Alors que le référendum approche, les réalisateurs regrettent que « l’écologie, la coutume et le rapport à la spiritualité soient complètement évacués des débats autour de l’indépendance ». Plutôt que de s’adresser aux institutionnels, ils ont décidé de filmer les marges, des jeunes qui sabotent des mines, des groupes qui vivent dans des squats à Nouméa, juste à côté des hôtels de luxe et des lumières criardes.
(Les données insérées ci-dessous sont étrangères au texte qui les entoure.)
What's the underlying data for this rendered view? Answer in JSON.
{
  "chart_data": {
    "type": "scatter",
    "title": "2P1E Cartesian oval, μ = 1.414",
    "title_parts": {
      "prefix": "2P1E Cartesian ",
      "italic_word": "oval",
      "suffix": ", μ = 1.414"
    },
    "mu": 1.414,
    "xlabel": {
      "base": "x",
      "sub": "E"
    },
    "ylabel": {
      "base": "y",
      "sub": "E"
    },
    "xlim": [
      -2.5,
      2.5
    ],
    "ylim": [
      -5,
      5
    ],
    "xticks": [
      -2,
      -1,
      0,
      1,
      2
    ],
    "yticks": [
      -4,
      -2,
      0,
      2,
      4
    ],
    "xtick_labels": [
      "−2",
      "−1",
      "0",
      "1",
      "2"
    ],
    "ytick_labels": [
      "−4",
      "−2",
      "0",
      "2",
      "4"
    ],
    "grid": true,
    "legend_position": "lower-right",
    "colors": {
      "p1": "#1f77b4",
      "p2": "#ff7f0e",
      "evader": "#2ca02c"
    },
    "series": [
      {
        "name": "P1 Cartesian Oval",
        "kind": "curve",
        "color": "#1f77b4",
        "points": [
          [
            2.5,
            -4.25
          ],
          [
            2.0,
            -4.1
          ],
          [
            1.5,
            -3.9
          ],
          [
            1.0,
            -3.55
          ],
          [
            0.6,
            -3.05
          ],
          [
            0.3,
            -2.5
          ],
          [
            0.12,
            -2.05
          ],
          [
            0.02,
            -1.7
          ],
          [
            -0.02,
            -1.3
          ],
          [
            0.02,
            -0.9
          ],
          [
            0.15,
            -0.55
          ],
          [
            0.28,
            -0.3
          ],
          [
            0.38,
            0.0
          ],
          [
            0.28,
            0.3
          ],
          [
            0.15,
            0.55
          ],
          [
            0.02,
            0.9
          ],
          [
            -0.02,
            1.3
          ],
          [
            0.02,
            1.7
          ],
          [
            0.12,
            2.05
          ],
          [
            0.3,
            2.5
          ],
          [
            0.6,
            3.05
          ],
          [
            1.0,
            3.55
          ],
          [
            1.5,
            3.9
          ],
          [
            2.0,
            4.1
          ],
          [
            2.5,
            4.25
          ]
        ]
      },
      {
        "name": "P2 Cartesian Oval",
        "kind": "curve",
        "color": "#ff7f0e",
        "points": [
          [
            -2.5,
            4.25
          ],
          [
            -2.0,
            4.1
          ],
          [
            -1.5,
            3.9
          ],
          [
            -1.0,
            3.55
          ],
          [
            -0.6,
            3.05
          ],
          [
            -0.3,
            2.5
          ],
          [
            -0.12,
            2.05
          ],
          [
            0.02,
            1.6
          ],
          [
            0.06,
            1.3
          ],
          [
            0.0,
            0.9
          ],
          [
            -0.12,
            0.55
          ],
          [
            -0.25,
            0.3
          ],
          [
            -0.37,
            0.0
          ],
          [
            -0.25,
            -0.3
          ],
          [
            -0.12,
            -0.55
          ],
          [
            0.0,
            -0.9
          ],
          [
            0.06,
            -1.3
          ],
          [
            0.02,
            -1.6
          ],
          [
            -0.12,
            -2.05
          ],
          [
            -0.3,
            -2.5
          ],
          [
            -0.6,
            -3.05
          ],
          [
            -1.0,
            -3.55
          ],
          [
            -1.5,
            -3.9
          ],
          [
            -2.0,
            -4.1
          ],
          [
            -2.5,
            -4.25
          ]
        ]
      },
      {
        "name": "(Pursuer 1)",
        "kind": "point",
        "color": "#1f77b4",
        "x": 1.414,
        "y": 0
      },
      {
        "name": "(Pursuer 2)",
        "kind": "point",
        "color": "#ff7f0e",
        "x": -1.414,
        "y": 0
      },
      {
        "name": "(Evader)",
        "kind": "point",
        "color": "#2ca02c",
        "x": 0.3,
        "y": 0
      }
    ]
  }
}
La colonisation est bien là, palpable à chaque instant, comme une blessure à vif. « Pendant que l’on respecte la légalité républicaine, on continue de nous exploiter », prévenait déjà Éloi Machoro, un leader kanak, assassiné par le GIGN en 1985 après avoir appelé au boycott des élections locales.
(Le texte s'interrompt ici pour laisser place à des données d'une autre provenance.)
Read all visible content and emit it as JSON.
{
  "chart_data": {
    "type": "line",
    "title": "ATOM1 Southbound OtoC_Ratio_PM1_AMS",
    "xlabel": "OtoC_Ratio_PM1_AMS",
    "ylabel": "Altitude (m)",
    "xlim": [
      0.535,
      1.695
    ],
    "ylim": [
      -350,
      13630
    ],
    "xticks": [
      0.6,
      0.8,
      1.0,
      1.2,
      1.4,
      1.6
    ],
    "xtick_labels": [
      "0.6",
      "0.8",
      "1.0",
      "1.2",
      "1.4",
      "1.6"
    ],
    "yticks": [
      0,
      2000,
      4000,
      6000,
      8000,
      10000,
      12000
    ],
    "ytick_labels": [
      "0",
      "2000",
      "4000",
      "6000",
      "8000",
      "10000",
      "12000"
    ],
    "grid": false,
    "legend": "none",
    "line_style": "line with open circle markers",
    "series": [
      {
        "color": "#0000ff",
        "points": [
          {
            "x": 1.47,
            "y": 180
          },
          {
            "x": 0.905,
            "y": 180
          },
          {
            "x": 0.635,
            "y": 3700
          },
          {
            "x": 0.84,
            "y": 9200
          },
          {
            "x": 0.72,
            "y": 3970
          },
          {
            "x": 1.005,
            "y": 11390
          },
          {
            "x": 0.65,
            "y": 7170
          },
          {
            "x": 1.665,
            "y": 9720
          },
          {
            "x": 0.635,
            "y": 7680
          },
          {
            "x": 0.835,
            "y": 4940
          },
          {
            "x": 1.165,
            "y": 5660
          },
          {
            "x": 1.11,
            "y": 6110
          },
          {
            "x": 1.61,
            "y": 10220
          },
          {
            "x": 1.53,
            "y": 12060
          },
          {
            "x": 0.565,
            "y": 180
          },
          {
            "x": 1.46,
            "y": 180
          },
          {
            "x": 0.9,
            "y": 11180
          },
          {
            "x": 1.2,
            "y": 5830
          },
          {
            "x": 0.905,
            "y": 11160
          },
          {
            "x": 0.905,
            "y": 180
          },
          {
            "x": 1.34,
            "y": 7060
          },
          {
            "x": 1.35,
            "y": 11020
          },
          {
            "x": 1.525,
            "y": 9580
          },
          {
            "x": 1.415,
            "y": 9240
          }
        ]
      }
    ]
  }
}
Même s’ils soutiennent le vote pour l’indépendance, les deux réalisateurs interrogent le processus en cours. « Il n’y a rien qui rend plus muet qu’un référendum, souligne Hélène Magne. Un référendum est basé sur deux possibilités, qui ne sont chacune que contenue dans trois lettres, oui ou non ». Un destin commun ne se construit pas forcément par les urnes. « Il se fait d’abord en se rencontrant, en tombant en amitié, en se mêlant dans les quartiers, dans les territoires, en gagnant en autonomie », dit Florent Tillon.
De l’autonomie, il en est question dans le film, ou plutôt de son absence. La Nouvelle-Calédonie importe la majorité de son alimentation alors que la nature y est prodigue. Dans les magasins, tout est extrêmement cher, une part de pastèque se vend à sept euros. « Le mythe de l’attraction urbaine et de l’économie pousse des jeunes à partir d’un endroit où tout était gratuit et où les jardins vivriers vivriers, la chasse, la pêche, permettaient d’être auto suffisant, en dehors de l’économie » constatent, amers, les cinéastes. La ville, elle, n’est pas résiliente. Il faut faire venir des paquebots d’Australie, remplis de produits congelés et de marchandises en tous genres, pour assouvir ses besoins.
« L’usine, arrivée chez nous sonne le glas de la terre et de l’Homme »
Né au pays, Florent Tillon n’y était pas revenu depuis trente ans. Les tours, les centres commerciaux, les rocades d’autoroute ont poussé plus vite que les ignames ou la végétation. « C’est étonnant de voir la rapidité avec laquelle on ronge le monde. Quand j’étais petit, on récoltait des clovisses [une sorte de coquillage] sur les plages, juste à côté de Nouméa, maintenant c’est fini ».
En recoupant des images d’archives, le film revient sur les pollutions provoquées par les rejets des mines. Les accidents sont fréquents et la justice plus qu’inique. En 2014, 96.000 litres de produits toxiques et d’acide chlorhydrique on été déversés dans une baie au sud de l’île. L’entreprise n’a été condamnée qu’à 2.000 euros d’amende tandis que les jeunes de la tribu de Yaté qui s’étaient révoltés ont subi, eux, de la prison ferme. « L’usine, arrivée chez nous, sonne le glas de la Terre et de l’homme », slame un jeune Kanak dans un clip vidéo.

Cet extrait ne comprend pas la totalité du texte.